Acousticon Hour was a "musicale" radio program aired during 1927 and 1928 on NBC. It offered selections from classical music, orchestral favorites, operas and operettas.

==History==
The show was sponsored by the company that marketed the Acousticon brand hearing aid, invented by Miller Reese Hutchison.
As broadcast historian Elizabeth McLeod has noted, in the 1920s a product name used in a show's title was considered a more acceptable form of advertising than the use of intrusive commercial messages:
The most popular program format of the late twenties was the sponsored musical feature. It could be a large symphonic group, a dance orchestra, or a song-and-patter team — and it would usually carry the sponsor's name. The A&P Gypsies, for example — a large, genre-crossing orchestra conducted by Harry Horlick. The Ipana Troubadors — a hot dance band directed by Sam Lanin. The Goodrich Zippers — a banjo-driven orchestra conducted by Harry Reser, when he wasn't leading the same group under the name of The Clicquot Club Eskimos. Everyone remembers The Happiness Boys, Billy Jones and Ernie Hare -- but what about Scrappy Lambert and Billy Hillpot, who performed exactly the same sort of material as Trade and Mark, The Smith Brothers. The list is endless: The Silvertown Cord Orchestra, featuring the Silver Masked Tenor. The Sylvania Foresters. The Flit Soldiers -- yet another Harry Reser group. The Champion Sparkers. The Fox Fur Trappers. The Ingram Shavers, who were the Ipana Troubadours on alternate Wednesdays. The Yeast Foamers. The Planters Pickers. And, the magnificently named Freed-Eisemann Orchestradians. All playing pretty much the same sorts of music, all announced by Phillips Carlin or John S. Young or Alwyn Bach or Milton Cross in pretty much the same sort of stiffly formal style.

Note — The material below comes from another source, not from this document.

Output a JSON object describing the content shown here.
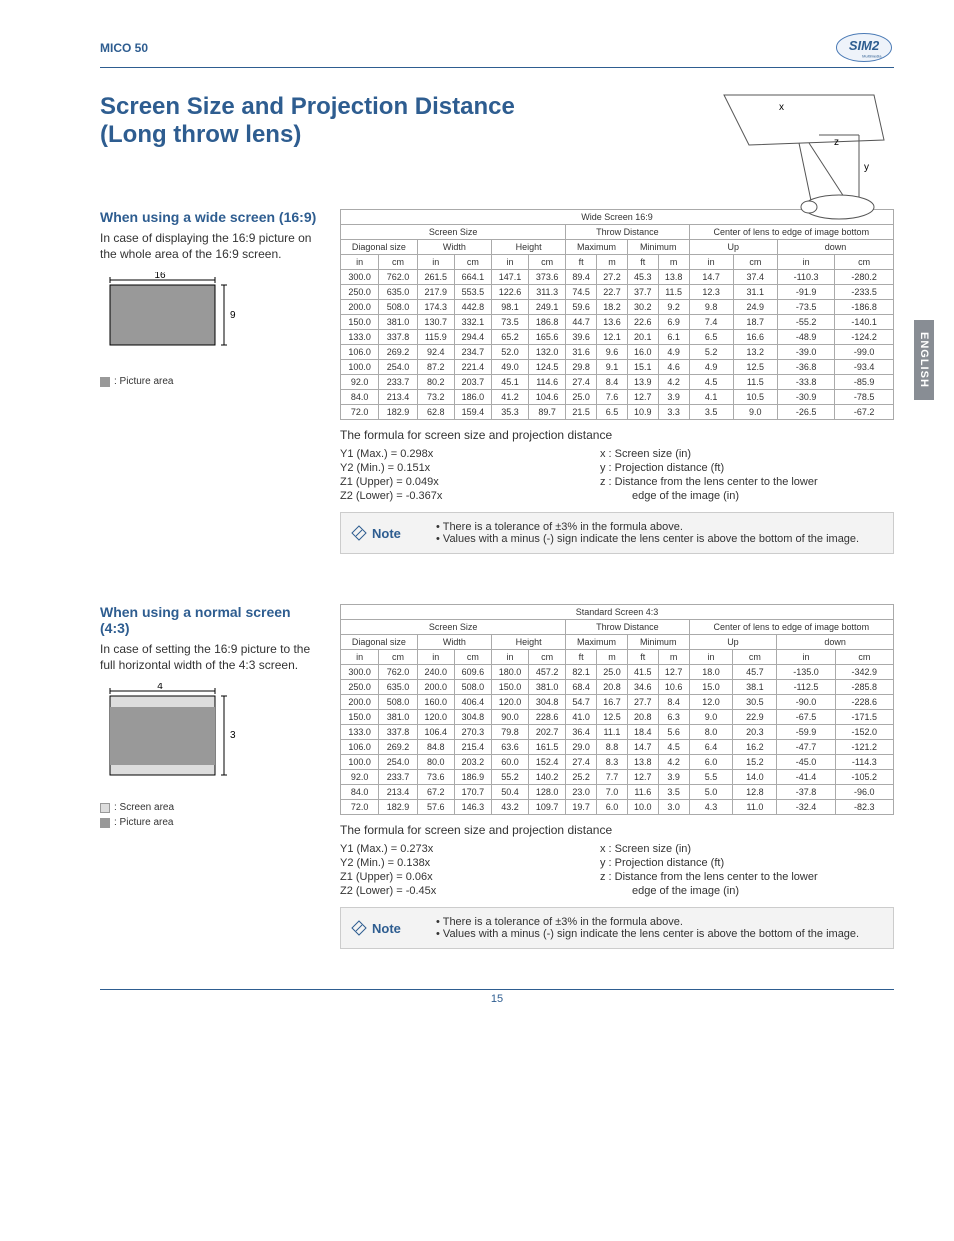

The Acousticon Hour was not a 60-minute show as the title suggests. It was a 30-minute program which NBC broadcast from 5:30 to 6 p.m. on Sunday afternoons. In 1928, the Acousticon male quartet sang "The Palms" in recognition of Palm Sunday. The singer-songwriter Jack Norworth was a guest in March 1928, and the pianist-songwriter Jean Schwartz appeared as a guest the following month. Selections from the operas Carmen and La Gioconda were included in the April 1928 schedule.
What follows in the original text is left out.